The only difference was this big round golden thing he was holding above his head. This seemed to be the object everyone was bowing to, but I didn’t get it. It was quite pretty but definitely not too beautiful to look at.

In any event my faith was possibly not of the strongest, as I had not gone to a Catholic school, as was usually the case, perhaps because my parents were of different views about the wisdom of that, though I never really knew why my mother had departed from tradition in this way. So, it was not too difficult to undermine more or less permanently the ambivalent faith I had developed by this impressionable age.

By the time I was in the second term of my clinical psychology MSc in early 1981 at the age of 38, which was when my aunt had made her request, my sceptical antipathy to any kind of church had a long history and very deep roots.
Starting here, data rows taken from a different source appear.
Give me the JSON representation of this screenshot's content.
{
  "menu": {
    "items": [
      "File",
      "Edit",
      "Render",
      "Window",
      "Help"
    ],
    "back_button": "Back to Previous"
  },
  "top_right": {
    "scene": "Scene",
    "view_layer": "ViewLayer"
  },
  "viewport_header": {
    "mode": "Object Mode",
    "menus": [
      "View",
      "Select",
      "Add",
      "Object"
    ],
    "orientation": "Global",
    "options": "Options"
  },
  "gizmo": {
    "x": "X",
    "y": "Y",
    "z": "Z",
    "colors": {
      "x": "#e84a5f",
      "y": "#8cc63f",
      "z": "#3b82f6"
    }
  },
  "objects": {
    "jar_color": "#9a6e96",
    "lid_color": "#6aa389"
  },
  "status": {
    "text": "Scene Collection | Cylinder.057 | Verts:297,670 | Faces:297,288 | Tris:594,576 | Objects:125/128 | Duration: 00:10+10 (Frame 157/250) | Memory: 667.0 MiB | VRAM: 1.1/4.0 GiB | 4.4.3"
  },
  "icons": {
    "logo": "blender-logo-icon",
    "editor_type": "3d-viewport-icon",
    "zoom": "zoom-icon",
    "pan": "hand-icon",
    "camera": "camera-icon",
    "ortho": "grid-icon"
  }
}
Even so, I did take a further step that summer and read a book on the world’s religions by Trevor Ling, honouring the spirit of my aunt’s request if not the letter. I stopped when I had almost finished a Chapter on Islam in the modern era and before I had read the section on the Bahá’í Faith. I only read the book through to the end after I had declared my intention of trying to become a Bahá’í. This was fortunate in that, if I had read that version of the Bahá’í religion before I read the book that drew me to the Faith, I might never have bothered to investigate any further. It felt almost as though I had been steered away from what would put me off. I reverted to reading about Buddhist psychology and practising meditation, neither of which confronted me with the need to believe in a god – but more of my relationship with Buddhism later.

There were two other curious facts worth mentioning here before we reach the critical point.
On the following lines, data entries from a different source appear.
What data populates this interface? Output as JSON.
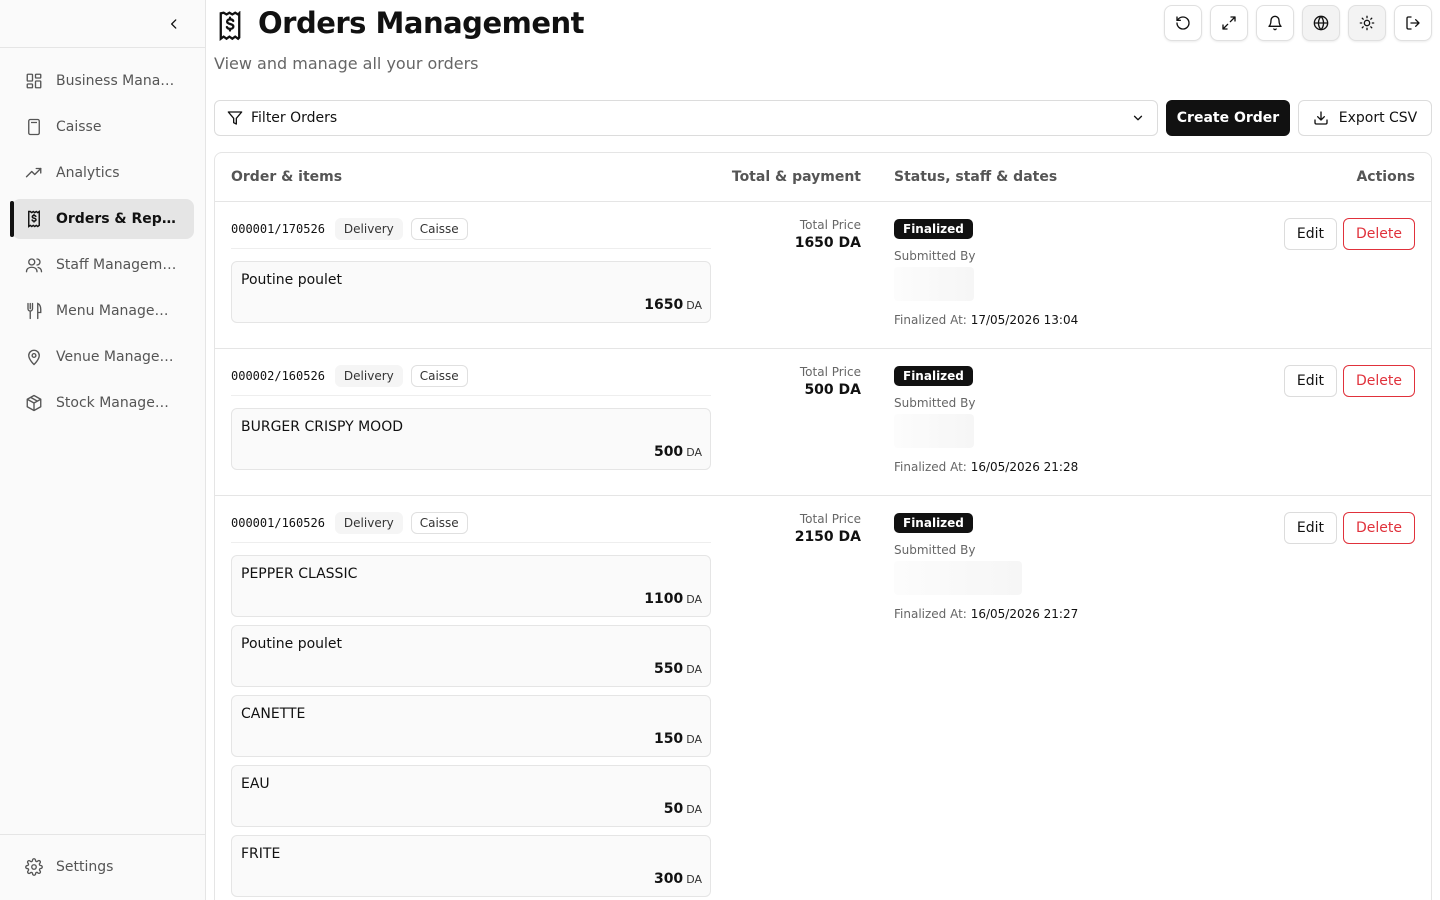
{
  "sidebar": {
    "items": [
      {
        "label": "Business Management",
        "icon": "dashboard-grid-icon",
        "active": false
      },
      {
        "label": "Caisse",
        "icon": "calculator-icon",
        "active": false
      },
      {
        "label": "Analytics",
        "icon": "trending-up-icon",
        "active": false
      },
      {
        "label": "Orders & Reports",
        "icon": "receipt-icon",
        "active": true
      },
      {
        "label": "Staff Management",
        "icon": "users-icon",
        "active": false
      },
      {
        "label": "Menu Management",
        "icon": "utensils-icon",
        "active": false
      },
      {
        "label": "Venue Management",
        "icon": "map-pin-icon",
        "active": false
      },
      {
        "label": "Stock Management",
        "icon": "package-icon",
        "active": false
      }
    ],
    "settings_label": "Settings"
  },
  "header": {
    "title": "Orders Management",
    "subtitle": "View and manage all your orders"
  },
  "toolbar": {
    "filter_label": "Filter Orders",
    "create_label": "Create Order",
    "export_label": "Export CSV"
  },
  "table": {
    "headers": {
      "order": "Order & items",
      "total": "Total & payment",
      "status": "Status, staff & dates",
      "actions": "Actions"
    },
    "total_label": "Total Price",
    "submitted_label": "Submitted By",
    "finalized_label": "Finalized At:",
    "edit_label": "Edit",
    "delete_label": "Delete",
    "currency": "DA",
    "orders": [
      {
        "id": "000001/170526",
        "type": "Delivery",
        "source": "Caisse",
        "total": "1650 DA",
        "status": "Finalized",
        "finalized_at": "17/05/2026 13:04",
        "items": [
          {
            "name": "Poutine poulet",
            "price": "1650"
          }
        ]
      },
      {
        "id": "000002/160526",
        "type": "Delivery",
        "source": "Caisse",
        "total": "500 DA",
        "status": "Finalized",
        "finalized_at": "16/05/2026 21:28",
        "items": [
          {
            "name": "BURGER CRISPY MOOD",
            "price": "500"
          }
        ]
      },
      {
        "id": "000001/160526",
        "type": "Delivery",
        "source": "Caisse",
        "total": "2150 DA",
        "status": "Finalized",
        "finalized_at": "16/05/2026 21:27",
        "items": [
          {
            "name": "PEPPER CLASSIC",
            "price": "1100"
          },
          {
            "name": "Poutine poulet",
            "price": "550"
          },
          {
            "name": "CANETTE",
            "price": "150"
          },
          {
            "name": "EAU",
            "price": "50"
          },
          {
            "name": "FRITE",
            "price": "300"
          }
        ]
      }
    ]
  },
  "colors": {
    "primary": "#111111",
    "danger": "#e0313b",
    "border": "#e5e5e5",
    "sidebar_bg": "#fafafa",
    "active_bg": "#e5e5e5"
  }
}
First of all, there was another way in which I appear to have been steered away from a possibly off-putting encounter with the Bahá’í Faith. My clinical training was at Surrey University. One of the clinical tutor’s was a Bahá’í. However, my cohort of trainees was not impressed with some of the ways in which the course was being run and we were all rather disillusioned with the staff who were defending it, of whom this Bahá’í was one. I never discovered, in the whole two years I was there, that he was a Bahá’í. This only became apparent to me when I joined the Bahá’í community after I had qualified and left the course.

Secondly, much of my second year from late 1981 onwards was a very testing time. I was undergoing significant upheavals in my personal life and, perhaps as a result of the distress I was feeling, had also made at least one very poor decision, which impacted adversely on others as well as on myself. I was extremely distressed by all this, particularly because I had brought some of this on myself and could also see how others were suffering too. By Christmas, I knew I needed help to sort the situation out and rectify what I could in terms of damage done, but I couldn’t see where to turn.

To my astonishment, in early January 1982, I found myself alone in a snow-bound cottage in the middle of Sussex, a complete unbeliever as I thought, on my knees in tears saying, ‘God, if you exist, please help me now.’ It was a short prayer, if prayer it really was, but it was undoubtedly intensely felt. I was on my knees a lot longer than it took to say those improbable words.

I set about putting the situation right and found the means to do so, working at rectifying it over a period of many months. I qualified as a Clinical Psychologist that September. I started looking energetically for work. During this period of unemployment I read a lot and, as my interests were wide and I lived halfway between two massive libraries, one in Hendon and the other in Swiss Cottage, I was never short of reading matter.

Books had always been my most reliable and supportive companions in times of stress, illness, loneliness and boredom. This dated back to childhood when long absences from school were made bearable by Rider Haggard, G A Henty, Baroness Orczy, Conan Doyle, G K Chesterton and many others. Not surprisingly, books helped me through the frustrations of job-seeking.

I had no idea quite where this lifelong passion was about to lead me.